Introduction. [Page 6.] Cazotte et Sombreuil, ces deux pères que leurs filles n'ont pu sauver qu'une fois. Ce n'est pas sur la place de la Révolution, c'est sur la place de la Réunion (du Carrousel) que Cazotte a été exécuté. Le désir de grouper les victimes les plus fameuses dans ce tableau-vision m'a fait commettre volontairement cette erreur, qui n'existe pas du reste dans le récit circonstancié que j'ai fait de la mort de Cazotte.

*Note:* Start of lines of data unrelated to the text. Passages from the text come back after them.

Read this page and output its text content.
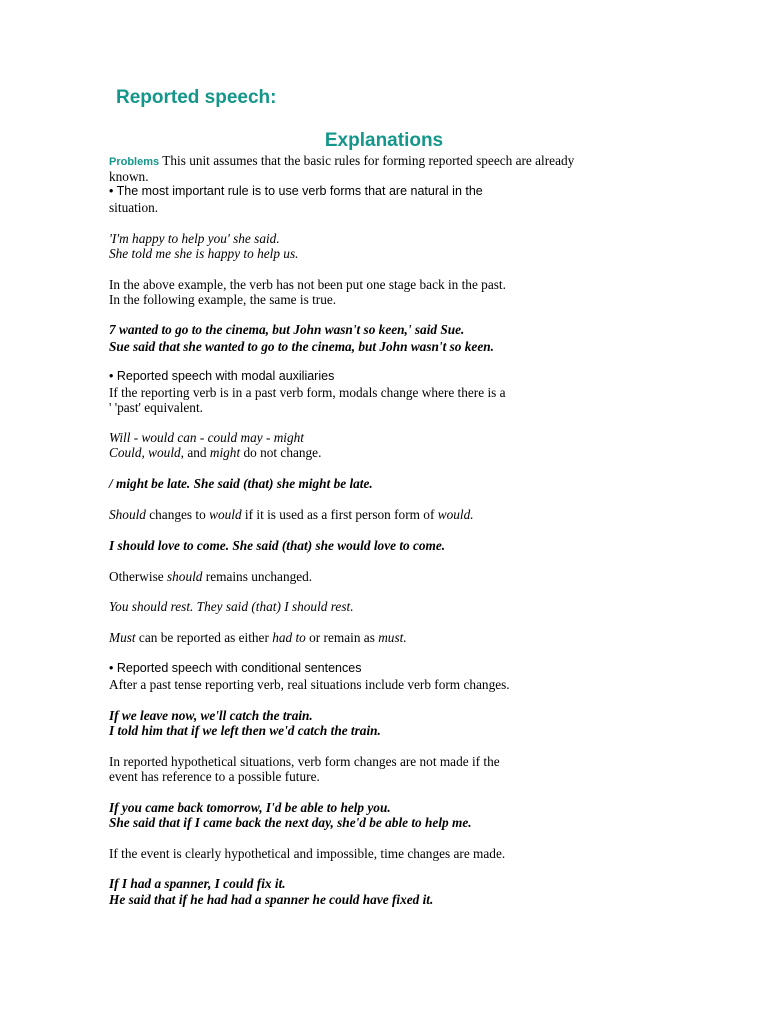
Reported speech:
Explanations
Problems This unit assumes that the basic rules for forming reported speech are already
known.
• The most important rule is to use verb forms that are natural in the
situation.
'I'm happy to help you' she said.
She told me she is happy to help us.
In the above example, the verb has not been put one stage back in the past.
In the following example, the same is true.
7 wanted to go to the cinema, but John wasn't so keen,' said Sue.
Sue said that she wanted to go to the cinema, but John wasn't so keen.
• Reported speech with modal auxiliaries
If the reporting verb is in a past verb form, modals change where there is a
' 'past' equivalent.
Will - would can - could may - might
Could, would, and might do not change.
/ might be late. She said (that) she might be late.
Should changes to would if it is used as a first person form of would.
I should love to come. She said (that) she would love to come.
Otherwise should remains unchanged.
You should rest. They said (that) I should rest.
Must can be reported as either had to or remain as must.
• Reported speech with conditional sentences
After a past tense reporting verb, real situations include verb form changes.
If we leave now, we'll catch the train.
I told him that if we left then we'd catch the train.
In reported hypothetical situations, verb form changes are not made if the
event has reference to a possible future.
If you came back tomorrow, I'd be able to help you.
She said that if I came back the next day, she'd be able to help me.
If the event is clearly hypothetical and impossible, time changes are made.
If I had a spanner, I could fix it.
He said that if he had had a spanner he could have fixed it.
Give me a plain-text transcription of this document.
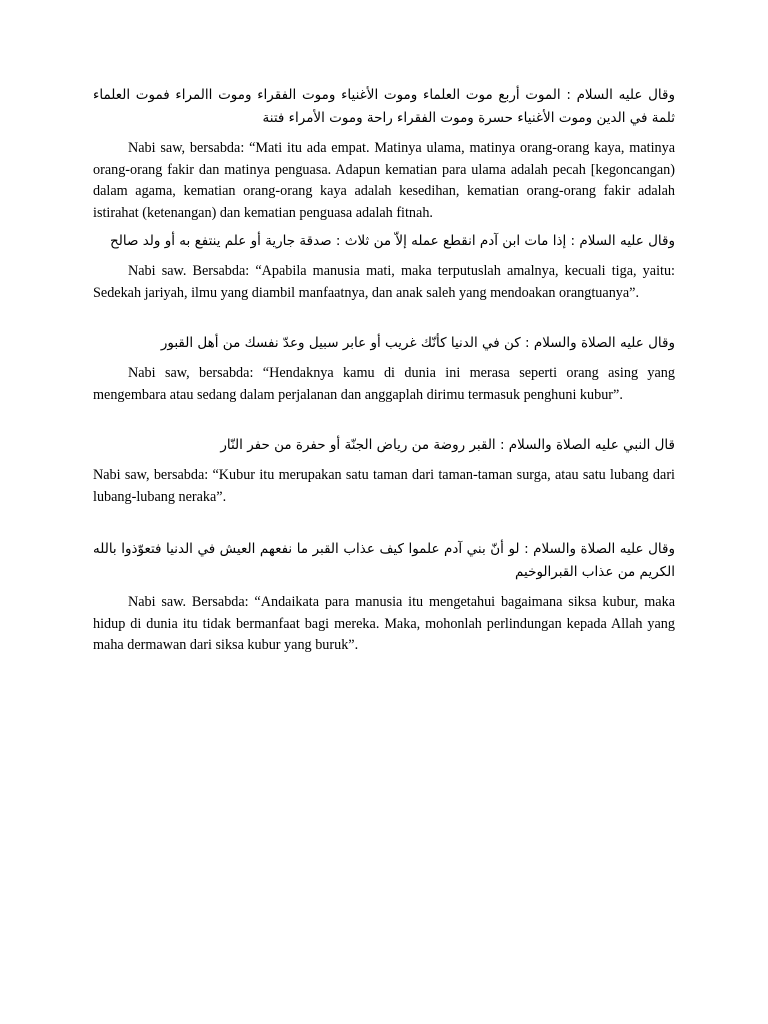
وقال عليه السلام : الموت أربع موت العلماء وموت الأغنياء وموت الفقراء وموت االمراء فموت العلماء ثلمة في الدين وموت الأغنياء حسرة وموت الفقراء راحة وموت الأمراء فتنة

Nabi saw, bersabda: “Mati itu ada empat. Matinya ulama, matinya orang-orang kaya, matinya orang-orang fakir dan matinya penguasa. Adapun kematian para ulama adalah pecah [kegoncangan) dalam agama, kematian orang-orang kaya adalah kesedihan, kematian orang-orang fakir adalah istirahat (ketenangan) dan kematian penguasa adalah fitnah.

وقال عليه السلام : إذا مات ابن آدم انقطع عمله إلاّ من ثلاث : صدقة جارية أو علم ينتفع به أو ولد صالح

Nabi saw. Bersabda: “Apabila manusia mati, maka terputuslah amalnya, kecuali tiga, yaitu: Sedekah jariyah, ilmu yang diambil manfaatnya, dan anak saleh yang mendoakan orangtuanya”.

وقال عليه الصلاة والسلام : كن في الدنيا كأنّك غريب أو عابر سبيل وعدّ نفسك من أهل القبور

Nabi saw, bersabda: “Hendaknya kamu di dunia ini merasa seperti orang asing yang mengembara atau sedang dalam perjalanan dan anggaplah dirimu termasuk penghuni kubur”.

قال النبي عليه الصلاة والسلام : القبر روضة من رياض الجنّة أو حفرة من حفر النّار

Nabi saw, bersabda: “Kubur itu merupakan satu taman dari taman-taman surga, atau satu lubang dari lubang-lubang neraka”.

وقال عليه الصلاة والسلام : لو أنّ بني آدم علموا كيف عذاب القبر ما نفعهم العيش في الدنيا فتعوّذوا بالله الكريم من عذاب القبرالوخيم

Nabi saw. Bersabda: “Andaikata para manusia itu mengetahui bagaimana siksa kubur, maka hidup di dunia itu tidak bermanfaat bagi mereka. Maka, mohonlah perlindungan kepada Allah yang maha dermawan dari siksa kubur yang buruk”.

Voir [page 236] et suivantes.
[Page 10.] Les Révolutionnaires de maintenant semblent vouloir imiter les Révolutionnaires de jadis. Cette introduction et une partie de l'Histoire du Tribunal révolutionnaire ont été écrites et imprimées avant le 2 décembre 1851. Destiné à se produire dans des circonstances difficiles, ce livre se ressent peut-être, en de certains passages, de la passion alors courageuse qui l'a inspiré.
[Page 16.] Une brochure très curieuse parue l'an dernier à Arras. C'est une Notice sur la vie et les écrits de Robespierre, par M. J. Lodieu, ancien sous-commissaire national en 1848.
[Page 52.] Théophile Mandar est mort à Paris, le 2 mai 1823. Il avait été revêtu, en 1793, du titre de commissaire national du Conseil exécutif de la République française. La Convention lui accorda une gratification de 1,500 francs. Malgré son exaltation, cet homme n'était pas entièrement dépourvu de bon sens et d'humanité. On trouve à la suite de son poëme en prose intitulé le Génie des siècles, un discours prononcé en septembre 1792 contre les journées des 2, 3 et 4.